Hierarchical dimensions?

Does Druid support the notion of OLAP hierarchical dimensions?

For example:


— Americas

  >-- USA
  >--- Canada

— Europe

– Germany

— France

— UK

In other words, data is held at the child (leaf) node level, and queries can be run to generate total for Americas or Europe

Not explicitly, although in your example you can get a similar result by storing “region” and “country” as two separate dimensions.

Not explicitly, although in your example you can get a similar result by storing “region” and “country” as two separate dimensions.


Doesn’t this double the storage requirements?

Odds are it won’t be that bad, since the country dimension should compress very well compared to region.

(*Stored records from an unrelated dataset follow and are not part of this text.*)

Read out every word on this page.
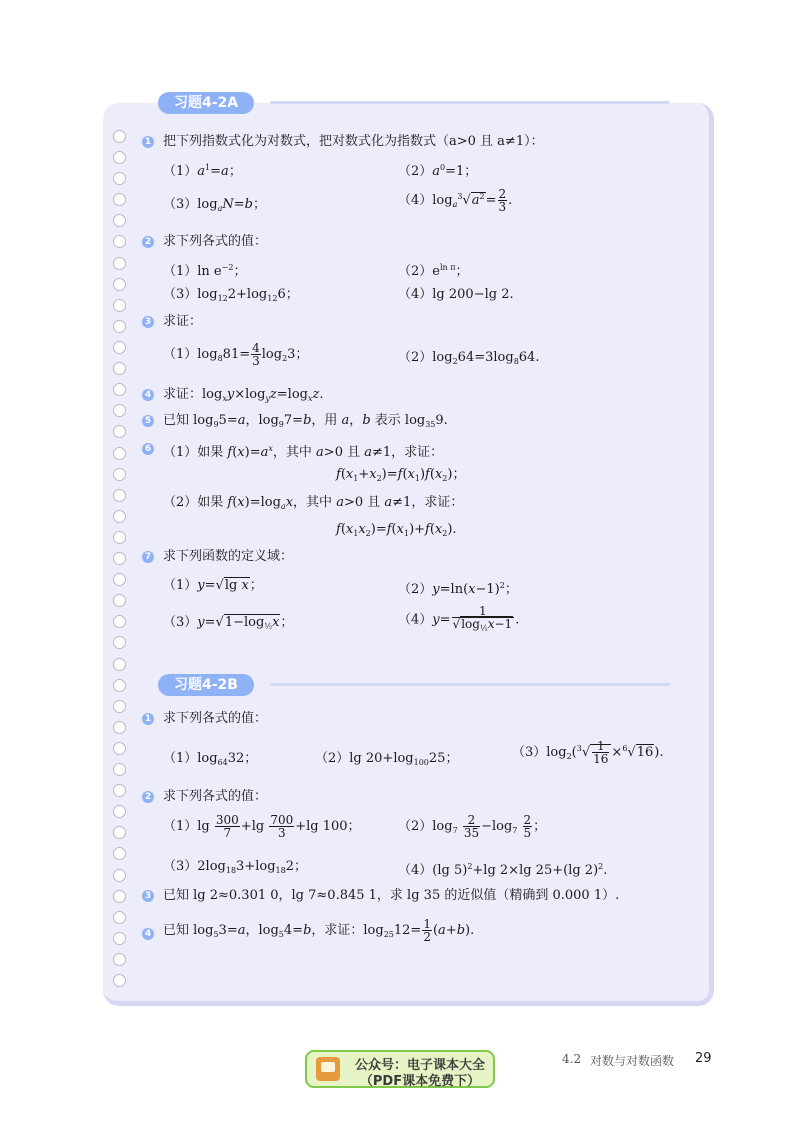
习题4-2A
1 把下列指数式化为对数式，把对数式化为指数式（a>0 且 a≠1）：
$(1)a^1=a$；	$(2)a^0=1$；
$(3)\log_aN=b$；	$(4)\log_a^3√a^2= \frac{2}{3}$ .
2 求下列各式的值：
（1）ln $e^{-2}$；	$(2)e^{ln \pi}$；
$(3)\log_{12}2+\log_{12}6$；	（4）lg 200−lg 2.
3 求证：
$(1)\log_881= \frac{4}{3} \log_23$；	$(2)\log_264=3\log_864$.
4 求证：$\log_xy\times\log_yz=\log_xz$.
5 已知 $\log_95=a$，$\log_97=b$，用 a，b 表示 $\log_{35}9$.
6 （1）如果 $f(x)=a^x$，其中 a>0 且 a≠1，求证：
$f(x_1+x_2)=f(x_1)f(x_2)$；
（2）如果 $f(x)=\log_ax$，其中 a>0 且 a≠1，求证：
$f(x_1x_2)=f(x_1)+f(x_2)$.
7 求下列函数的定义域：
（1）y=√lg x；	$(2)y=\ln(x-1)^2$；
$(3)y=√1-\log_{\frac{1}{2}}x$；	$(4)y= \frac{1}{√\log_{\frac{1}{2}}x-1}$ .
习题4-2B
1 求下列各式的值：
$(1)\log_{64}32$；	（2）lg $20+\log_{100}25$；	$(3)\log_2(^3√ \frac{1}{16} \times^6√16)$.
2 求下列各式的值：
$(1)\lg \frac{300}{7} +\lg \frac{700}{3} +\lg$ 100；	$(2)\log_7 \frac{2}{35} -\log_7 \frac{2}{5}$ ；
$(3)2\log_{18}3+\log_{18}2$；	（4）(lg 5)$^2$+lg 2×lg 25+(lg 2)$^2$.
3 已知 lg 2≈0.301 0，lg 7≈0.845 1，求 lg 35 的近似值（精确到 0.000 1）.
4 已知 $\log_53=a$，$\log_54=b$，求证：$\log_{25}12= \frac{1}{2} (a+b)$.
公众号：电子课本大全
（PDF课本免费下）
4.2 对数与对数函数 29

Would like to re-visit the Hierarchy question. I’m brand new to Druid and I’ve been an OLAP guy for a long time using Essbase (Oracle) I would love to be able to start using Druid as I see its potential but without hierarchical dimensions it will be tough as a replacement to Essbase which is heavily used in financial analysis. Any thoughts around how easy it would be to get this working with proper hierarchies?


Hi Pablo, did you ever get an answer to this question? Also considering Druid as an Essbase replacement. Thanks!

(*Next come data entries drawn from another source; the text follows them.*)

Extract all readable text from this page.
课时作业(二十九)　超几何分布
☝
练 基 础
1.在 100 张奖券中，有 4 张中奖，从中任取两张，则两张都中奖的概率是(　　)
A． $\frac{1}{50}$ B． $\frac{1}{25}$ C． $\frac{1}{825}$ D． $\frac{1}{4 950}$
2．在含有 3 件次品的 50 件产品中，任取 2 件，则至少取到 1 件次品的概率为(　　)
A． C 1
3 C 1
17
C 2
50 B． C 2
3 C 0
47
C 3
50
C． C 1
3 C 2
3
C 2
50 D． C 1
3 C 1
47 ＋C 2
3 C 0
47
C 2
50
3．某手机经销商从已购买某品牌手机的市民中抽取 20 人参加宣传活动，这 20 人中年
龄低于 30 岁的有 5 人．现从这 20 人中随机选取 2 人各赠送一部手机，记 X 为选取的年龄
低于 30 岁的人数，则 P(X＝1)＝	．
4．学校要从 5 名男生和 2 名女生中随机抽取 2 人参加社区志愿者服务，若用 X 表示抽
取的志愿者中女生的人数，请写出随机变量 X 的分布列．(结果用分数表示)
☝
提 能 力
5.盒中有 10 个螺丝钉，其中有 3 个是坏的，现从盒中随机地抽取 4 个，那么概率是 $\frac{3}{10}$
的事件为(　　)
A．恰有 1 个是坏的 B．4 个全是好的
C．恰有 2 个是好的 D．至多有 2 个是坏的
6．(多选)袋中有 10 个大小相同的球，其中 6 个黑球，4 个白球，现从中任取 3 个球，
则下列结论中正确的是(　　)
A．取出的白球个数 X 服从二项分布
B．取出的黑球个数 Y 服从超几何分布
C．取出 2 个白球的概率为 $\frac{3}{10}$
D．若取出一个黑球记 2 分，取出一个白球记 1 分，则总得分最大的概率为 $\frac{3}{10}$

We do exactly this type of query in our Druid instance using the lookup functionality. The fact data is stored at the lowest grain (in your example, country), and then we have lookup tables to compute higher levels (like region, continent, etc) from the country dimension value. Our queries can then filter and group by whatever level we need using the appropriate lookup and extraction function on the dimension. We have hierarchies and other chains of dimensions at least 5 levels deep that run without problem.

The biggest challenge with this approach is handling your lookup tables. We ended up writing an hbase integration for our lookups, with a robust caching layer on top of it, and that solved our problems. Remember, depending on where it is specified in your query, a lookup may have to happen as often as every row scanned on the historical node, so even lookups that execute in the single digit millisecond range will quickly add up over millions of rows. A robust caching layer can reduce this to micro or nanoseconds per lookup. Once the vectorized query work is completed, allowing batching of rows during processing, this lookup process can probably be improved quite a bit more.